12CEP DISEASE MODIFYING OSTEOARTHRITIS DRUGS (DMOADS) IN KNEE OSTEOARTHRITIS (OA): CAN THEY BE COST-EFFECTIVE?

Sunday, October 18, 2009
Grand Ballroom, Salons 1 & 2 (Renaissance Hollywood Hotel)
Elena Losina, PhD1, Nina N. Niu, BA1, Lisa G. Suter, MD2, David J. Hunter, PhD, MBBS3, Holly L. Holt, BS1, Hanna Gerlovin, BA1, William M. Reichmann, MA1, Daniel H. Solomon, MD, MPH1, Rochelle P. Walensky, MD, MPH4, A. David Paltiel, PhD2 and Jeffrey N. Katz, MD, MS1, (1)Brigham and Women's Hospital, Boston, MA, (2)Yale University School of Medicine, New Haven, CT, (3)New England Baptist Hospital, Boston, MA, (4)Harvard Medical School, Boston, MA

Purpose: Knee osteoarthritis (OA) is a disabling condition characterized by radiographic evidence of cartilage degeneration. Current disease modifying osteoarthritis drug (DMOAD) development focuses on slowing such structural damage. Our goal was to determine efficacy, cost and toxicity thresholds under which DMOADs would be a cost-effective addition to current knee OA management.
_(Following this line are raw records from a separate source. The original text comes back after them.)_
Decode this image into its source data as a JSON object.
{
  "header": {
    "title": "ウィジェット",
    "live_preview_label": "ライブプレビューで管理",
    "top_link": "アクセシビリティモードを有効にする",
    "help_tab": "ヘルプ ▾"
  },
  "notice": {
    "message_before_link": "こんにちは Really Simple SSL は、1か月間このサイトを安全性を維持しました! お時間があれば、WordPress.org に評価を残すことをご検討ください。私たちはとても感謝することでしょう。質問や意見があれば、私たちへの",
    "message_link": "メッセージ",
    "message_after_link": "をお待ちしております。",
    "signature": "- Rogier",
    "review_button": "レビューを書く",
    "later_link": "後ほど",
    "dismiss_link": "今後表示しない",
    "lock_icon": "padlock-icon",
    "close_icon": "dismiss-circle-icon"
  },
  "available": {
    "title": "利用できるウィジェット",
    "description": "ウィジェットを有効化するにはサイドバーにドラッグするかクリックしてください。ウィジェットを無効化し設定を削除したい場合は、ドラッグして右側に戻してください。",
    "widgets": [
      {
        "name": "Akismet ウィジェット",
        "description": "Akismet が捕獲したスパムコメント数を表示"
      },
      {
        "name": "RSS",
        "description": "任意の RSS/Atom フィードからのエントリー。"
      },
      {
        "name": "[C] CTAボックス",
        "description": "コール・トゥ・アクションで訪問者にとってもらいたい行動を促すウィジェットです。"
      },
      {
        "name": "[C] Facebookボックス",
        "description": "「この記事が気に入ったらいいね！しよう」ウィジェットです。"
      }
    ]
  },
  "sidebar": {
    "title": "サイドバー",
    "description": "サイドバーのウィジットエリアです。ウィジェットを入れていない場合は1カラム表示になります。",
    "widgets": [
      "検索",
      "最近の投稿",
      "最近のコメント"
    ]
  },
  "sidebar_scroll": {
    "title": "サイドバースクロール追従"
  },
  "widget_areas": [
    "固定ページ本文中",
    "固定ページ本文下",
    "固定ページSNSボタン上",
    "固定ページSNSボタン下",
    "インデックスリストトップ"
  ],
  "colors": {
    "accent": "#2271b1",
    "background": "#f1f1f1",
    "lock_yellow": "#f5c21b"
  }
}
Method: We developed a state-transition model of knee OA. We considered a population with mean age 62. Standard knee OA care included pain management, physical therapy and total knee arthroplasty, for those with end-stage disease. We examined DMOAD characteristics along four domains: structural efficacy (inhibiting progression to the next radiographic severity grade), pain efficacy (% experiencing pain relief, independent of structural effect), severe toxicity (leading to treatment discontinuation and increased cost) and DMOAD cost. In the base case, we assumed DMOADs exhibit 50% structural efficacy, 20% pain efficacy, 0.5%/year severe toxicity, and an annual DMOAD cost of $1,000. Costs and quality adjusted life years (QALYs) were discounted at 3% per year. In sensitivity analyses, we varied structural efficacy from 25-75%, pain efficacy from 0-50%, toxicity from 0.1-2% and DMOAD cost from $1,000-$5,000.
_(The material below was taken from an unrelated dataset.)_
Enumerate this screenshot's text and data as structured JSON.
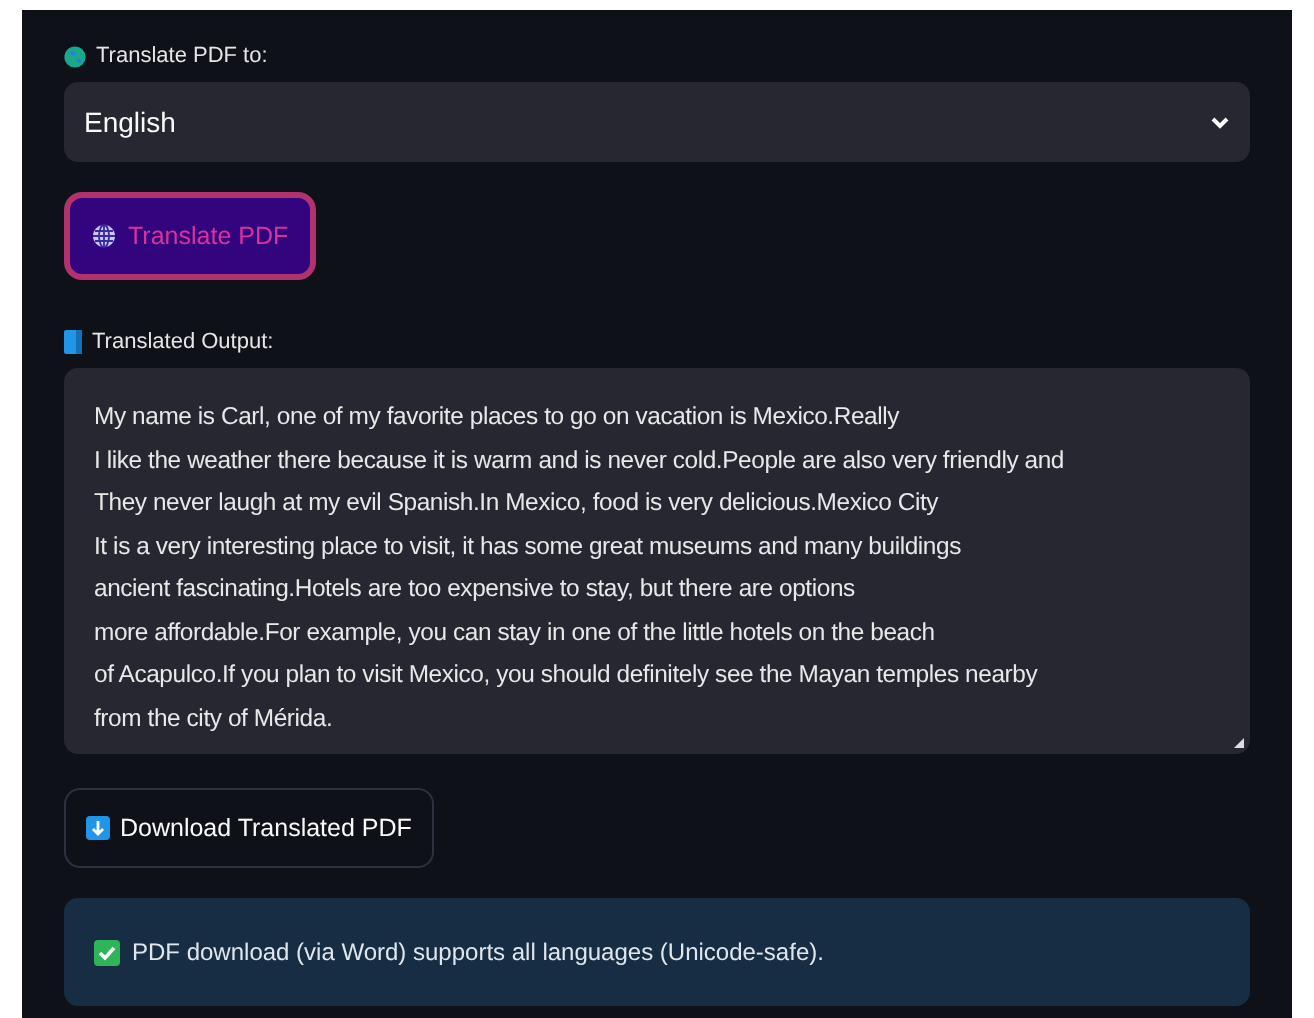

Result: In the base case, DMOADs led to a mean increase in 0.03 QALYs at an additional cost of $3,530, resulting in an incremental cost-effectiveness ratio (ICER) of $136,000/QALY. Reducing severe toxicity to 0.1%/year led to an ICER of $91,000/QALY. Reducing pain efficacy below 20% or increasing severe toxicity above 0.5%/year led to an overall decrease in QALYs while increasing costs. DMOAD ICER improved with pain efficacy > 20%. DMOADs priced at $5,000/year satisfied the ICER threshold (Figure) only when they carried no toxicity and offered structural and pain efficacy of = 75%.

Conclusion: DMOADs that slow knee OA progression may have ICER comparable with other accepted therapies, but only if they also lead to independent pain relief. Toxicity is a key factor affecting ICER. DMOADs priced at $5,000/year achieved ICERs <$50,000 only when they carried no toxicity and offered structural and pain efficacy of > 75%.